The British Heart Foundation is launching an email petition, calling for a clampdown on online advertising to children amid claims that food companies are exploiting loopholes in the rules to ‘swamp’ children with unhealthy food messages.
Food companies – including Kellogg’s, Rowntree and Cadbury – have been at the forefront of setting up websites with games, cartoon characters and videos aimed at children as they can no longer advertise on TV. They have also been heavy adopters of social networking sites, such as Facebook and Twitter, and even email children directly.
BHF policy manager Mubeen Bhutta said: “Like wolves in sheep’s clothing, junk food manufacturers are preying on children and targeting them with fun and games they know will hold their attention.
“Regulation protects our children from these cynical marketing tactics while they’re watching their favourite children’s TV programmes but there is no protection when they’re online.
“The marketeers must be rubbing their hands with glee because this loophole gives them carte blanche to reach eight in 10 children behind their parents’ backs.”
The report, from the British Heart Foundation (BHF) and the Children’s Food Campaign (CFC), calls for tighter regulation.
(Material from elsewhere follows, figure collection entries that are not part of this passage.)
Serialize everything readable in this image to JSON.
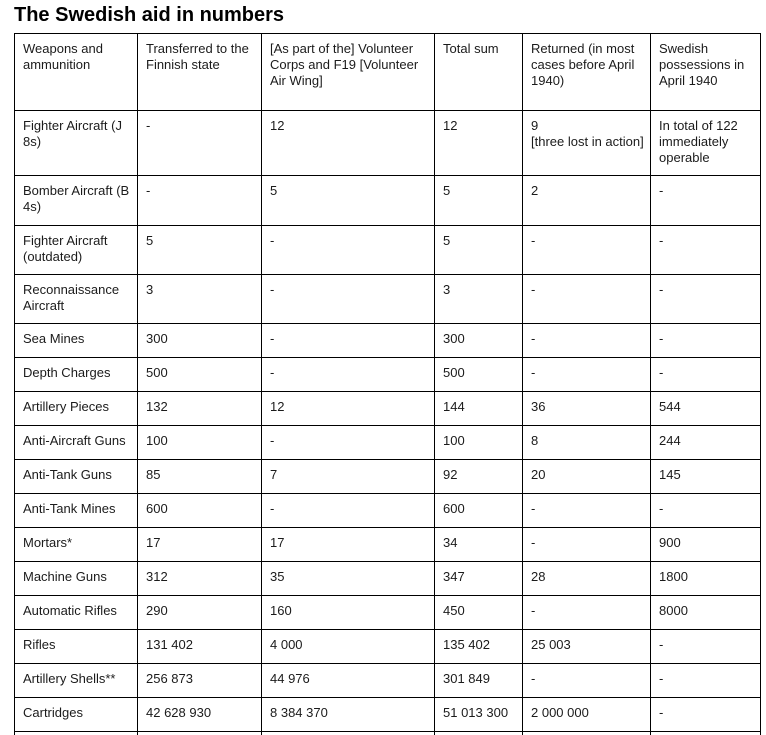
{
  "page": {
    "background_color": "#ffffff",
    "border_color": "#000000",
    "text_color": "#1b1b1b"
  },
  "title": "The Swedish aid in numbers",
  "table": {
    "columns": [
      "Weapons and ammunition",
      "Transferred to the Finnish state",
      "[As part of the] Volunteer Corps and F19 [Volunteer Air Wing]",
      "Total sum",
      "Returned (in most cases before April 1940)",
      "Swedish possessions in April 1940"
    ],
    "rows": [
      [
        "Fighter Aircraft (J 8s)",
        "-",
        "12",
        "12",
        "9\n[three lost in action]",
        "In total of 122 immediately operable"
      ],
      [
        "Bomber Aircraft (B 4s)",
        "-",
        "5",
        "5",
        "2",
        "-"
      ],
      [
        "Fighter Aircraft (outdated)",
        "5",
        "-",
        "5",
        "-",
        "-"
      ],
      [
        "Reconnaissance Aircraft",
        "3",
        "-",
        "3",
        "-",
        "-"
      ],
      [
        "Sea Mines",
        "300",
        "-",
        "300",
        "-",
        "-"
      ],
      [
        "Depth Charges",
        "500",
        "-",
        "500",
        "-",
        "-"
      ],
      [
        "Artillery Pieces",
        "132",
        "12",
        "144",
        "36",
        "544"
      ],
      [
        "Anti-Aircraft Guns",
        "100",
        "-",
        "100",
        "8",
        "244"
      ],
      [
        "Anti-Tank Guns",
        "85",
        "7",
        "92",
        "20",
        "145"
      ],
      [
        "Anti-Tank Mines",
        "600",
        "-",
        "600",
        "-",
        "-"
      ],
      [
        "Mortars*",
        "17",
        "17",
        "34",
        "-",
        "900"
      ],
      [
        "Machine Guns",
        "312",
        "35",
        "347",
        "28",
        "1800"
      ],
      [
        "Automatic Rifles",
        "290",
        "160",
        "450",
        "-",
        "8000"
      ],
      [
        "Rifles",
        "131 402",
        "4 000",
        "135 402",
        "25 003",
        "-"
      ],
      [
        "Artillery Shells**",
        "256 873",
        "44 976",
        "301 849",
        "-",
        "-"
      ],
      [
        "Cartridges",
        "42 628 930",
        "8 384 370",
        "51 013 300",
        "2 000 000",
        "-"
      ]
    ]
  }
}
It said: “Companies are exploiting gaps in the regulations to target children online with promotions for products that cannot be advertised on children’s television.”
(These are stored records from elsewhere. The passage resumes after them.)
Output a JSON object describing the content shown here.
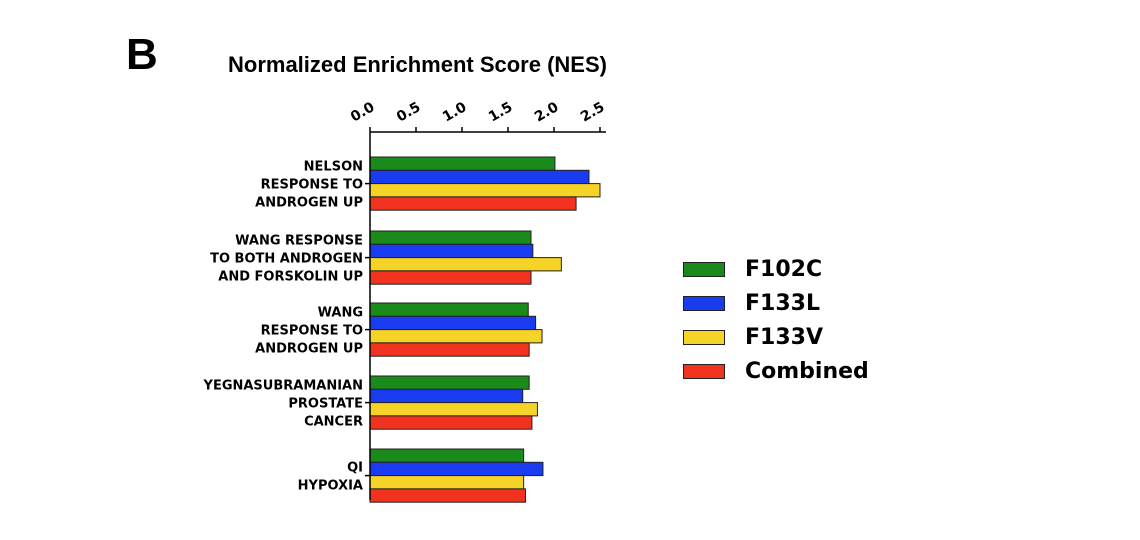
{
  "panel_label": "B",
  "colors": {
    "F102C": "#1a8a1a",
    "F133L": "#1a3cf0",
    "F133V": "#f5d327",
    "Combined": "#f0321e"
  },
  "chart_data": {
    "type": "bar",
    "orientation": "horizontal",
    "title": "Normalized Enrichment Score (NES)",
    "xlabel": "",
    "ylabel": "",
    "xlim": [
      0.0,
      2.5
    ],
    "x_ticks": [
      "0.0",
      "0.5",
      "1.0",
      "1.5",
      "2.0",
      "2.5"
    ],
    "x_axis_position": "top",
    "legend_position": "right",
    "categories": [
      [
        "NELSON",
        "RESPONSE TO",
        "ANDROGEN UP"
      ],
      [
        "WANG RESPONSE",
        "TO BOTH ANDROGEN",
        "AND FORSKOLIN UP"
      ],
      [
        "WANG",
        "RESPONSE TO",
        "ANDROGEN UP"
      ],
      [
        "YEGNASUBRAMANIAN",
        "PROSTATE",
        "CANCER"
      ],
      [
        "QI",
        "HYPOXIA"
      ]
    ],
    "series": [
      {
        "name": "F102C",
        "values": [
          2.01,
          1.75,
          1.72,
          1.73,
          1.67
        ]
      },
      {
        "name": "F133L",
        "values": [
          2.38,
          1.77,
          1.8,
          1.66,
          1.88
        ]
      },
      {
        "name": "F133V",
        "values": [
          2.5,
          2.08,
          1.87,
          1.82,
          1.67
        ]
      },
      {
        "name": "Combined",
        "values": [
          2.24,
          1.75,
          1.73,
          1.76,
          1.69
        ]
      }
    ]
  }
}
Online codes of conduct are more ‘vague’, and, “as a result, children continue to be swamped with commercial messages with one purpose: to persuade them to consume unhealthy products,” the report said.
Websites criticised in the report include those from Kellogg’s for its Krave cereal, Cheestrings, Nesquik, Sugar Puffs, Capri-Sun, Rowntree, Chupa Chups and Cadbury Buttons.
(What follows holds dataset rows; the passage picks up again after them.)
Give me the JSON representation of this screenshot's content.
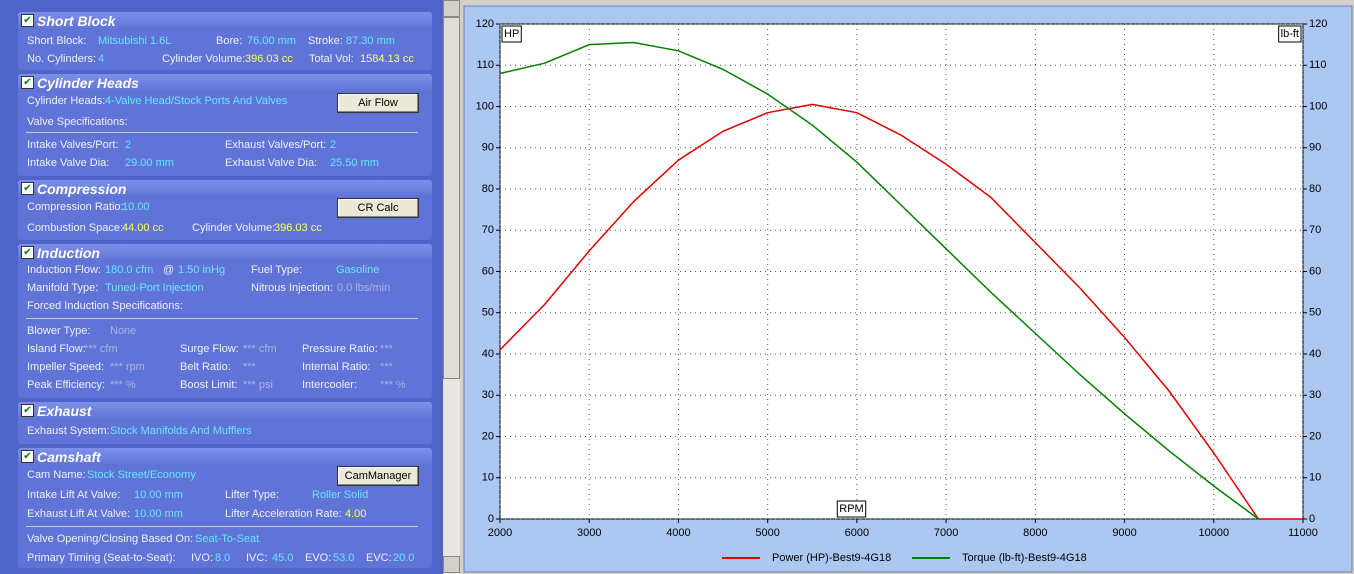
{
  "panel": {
    "sections": [
      {
        "title": "Short Block",
        "rows": [
          [
            {
              "label": "Short Block:",
              "value": "Mitsubishi 1.6L"
            },
            {
              "label": "Bore:",
              "value": "76.00 mm"
            },
            {
              "label": "Stroke:",
              "value": "87.30 mm"
            }
          ],
          [
            {
              "label": "No. Cylinders:",
              "value": "4"
            },
            {
              "label": "Cylinder Volume:",
              "value": "396.03 cc"
            },
            {
              "label": "Total Vol:",
              "value": "1584.13 cc"
            }
          ]
        ]
      },
      {
        "title": "Cylinder Heads",
        "button": "Air Flow",
        "rows": [
          [
            {
              "label": "Cylinder Heads:",
              "value": "4-Valve Head/Stock Ports And Valves"
            }
          ],
          [
            {
              "label": "Valve Specifications:"
            }
          ],
          [
            {
              "label": "Intake Valves/Port:",
              "value": "2"
            },
            {
              "label": "Exhaust Valves/Port:",
              "value": "2"
            }
          ],
          [
            {
              "label": "Intake Valve Dia:",
              "value": "29.00 mm"
            },
            {
              "label": "Exhaust Valve Dia:",
              "value": "25.50 mm"
            }
          ]
        ]
      },
      {
        "title": "Compression",
        "button": "CR Calc",
        "rows": [
          [
            {
              "label": "Compression Ratio:",
              "value": "10.00"
            }
          ],
          [
            {
              "label": "Combustion Space:",
              "value": "44.00 cc"
            },
            {
              "label": "Cylinder Volume:",
              "value": "396.03 cc"
            }
          ]
        ]
      },
      {
        "title": "Induction",
        "rows": [
          [
            {
              "label": "Induction Flow:",
              "value": "180.0 cfm"
            },
            {
              "label": "@",
              "value": "1.50 inHg"
            },
            {
              "label": "Fuel Type:",
              "value": "Gasoline"
            }
          ],
          [
            {
              "label": "Manifold Type:",
              "value": "Tuned-Port Injection"
            },
            {
              "label": "Nitrous Injection:",
              "value": "0.0 lbs/min"
            }
          ],
          [
            {
              "label": "Forced Induction Specifications:"
            }
          ],
          [
            {
              "label": "Blower Type:",
              "value": "None"
            }
          ],
          [
            {
              "label": "Island Flow:",
              "value": "*** cfm"
            },
            {
              "label": "Surge Flow:",
              "value": "*** cfm"
            },
            {
              "label": "Pressure Ratio:",
              "value": "***"
            }
          ],
          [
            {
              "label": "Impeller Speed:",
              "value": "*** rpm"
            },
            {
              "label": "Belt Ratio:",
              "value": "***"
            },
            {
              "label": "Internal Ratio:",
              "value": "***"
            }
          ],
          [
            {
              "label": "Peak Efficiency:",
              "value": "*** %"
            },
            {
              "label": "Boost Limit:",
              "value": "*** psi"
            },
            {
              "label": "Intercooler:",
              "value": "*** %"
            }
          ]
        ]
      },
      {
        "title": "Exhaust",
        "rows": [
          [
            {
              "label": "Exhaust System:",
              "value": "Stock Manifolds And Mufflers"
            }
          ]
        ]
      },
      {
        "title": "Camshaft",
        "button": "CamManager",
        "rows": [
          [
            {
              "label": "Cam Name:",
              "value": "Stock Street/Economy"
            }
          ],
          [
            {
              "label": "Intake Lift At Valve:",
              "value": "10.00 mm"
            },
            {
              "label": "Lifter Type:",
              "value": "Roller Solid"
            }
          ],
          [
            {
              "label": "Exhaust Lift At Valve:",
              "value": "10.00 mm"
            },
            {
              "label": "Lifter Acceleration Rate:",
              "value": "4.00"
            }
          ],
          [
            {
              "label": "Valve Opening/Closing Based On:",
              "value": "Seat-To-Seat"
            }
          ],
          [
            {
              "label": "Primary Timing  (Seat-to-Seat):"
            },
            {
              "label": "IVO:",
              "value": "8.0"
            },
            {
              "label": "IVC:",
              "value": "45.0"
            },
            {
              "label": "EVO:",
              "value": "53.0"
            },
            {
              "label": "EVC:",
              "value": "20.0"
            }
          ]
        ]
      }
    ]
  },
  "chart_data": {
    "type": "line",
    "y_label": "HP",
    "y2_label": "lb-ft",
    "x_label": "RPM",
    "x": [
      2000,
      2500,
      3000,
      3500,
      4000,
      4500,
      5000,
      5500,
      6000,
      6500,
      7000,
      7500,
      8000,
      8500,
      9000,
      9500,
      10000,
      10500,
      11000
    ],
    "series": [
      {
        "name": "Power (HP)-Best9-4G18",
        "color": "#e00000",
        "values": [
          41,
          52,
          65,
          77,
          87,
          94,
          98.5,
          100.5,
          98.5,
          93,
          86,
          78,
          67,
          56,
          44,
          31,
          16,
          0,
          0
        ]
      },
      {
        "name": "Torque (lb-ft)-Best9-4G18",
        "color": "#008000",
        "axis": "y2",
        "values": [
          108,
          110.5,
          115,
          115.5,
          113.5,
          109,
          103,
          95.5,
          86.5,
          76,
          65.5,
          55,
          45,
          35,
          25.5,
          16.5,
          8,
          0,
          null
        ]
      }
    ],
    "xlim": [
      2000,
      11000
    ],
    "xticks": [
      2000,
      3000,
      4000,
      5000,
      6000,
      7000,
      8000,
      9000,
      10000,
      11000
    ],
    "ylim": [
      0,
      120
    ],
    "yticks": [
      0,
      10,
      20,
      30,
      40,
      50,
      60,
      70,
      80,
      90,
      100,
      110,
      120
    ],
    "y2lim": [
      0,
      120
    ],
    "y2ticks": [
      0,
      10,
      20,
      30,
      40,
      50,
      60,
      70,
      80,
      90,
      100,
      110,
      120
    ],
    "grid": true,
    "legend": "bottom"
  }
}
More than three quarters of the websites studied had high fat, sugar or salt products that were linked to similar pages on social networking sites such as Facebook and Twitter.
Facebook allows children to influence each other because they can ‘like’ a product leading to peer pressure and subtle messages that such products are fashionable. Researchers behind the report signed up to the Sugar Puffs website and received emails every week over a three-month period as well as the potential to send branded e-cards to friends.
Users were asked to seek parental permission if they were under 16, but children can simply tick the parental consent “verify” box.
Charlie Powell, campaigns director for the CFC, said: “By its failure to protect children from online junk food marketing, the Government is demonstrating complacency at a time when it should provide robust regulation to help reverse unacceptable levels of obesity in the UK.”
But the Food & Drink Federation has hit back, claiming the report was “highly selective”. Terry Jones, director of communications, added: “They have highlighted aspects of our members’ online marketing that support their agenda but consciously ignored the many other positive aspects that demonstrate the industry’s responsible approach.
“For example, the sites are clearly branded, there is no attempt to mislead consumers and parental interaction is encouraged. Advertising in the UK is well governed and rules have recently been revised to include online material.”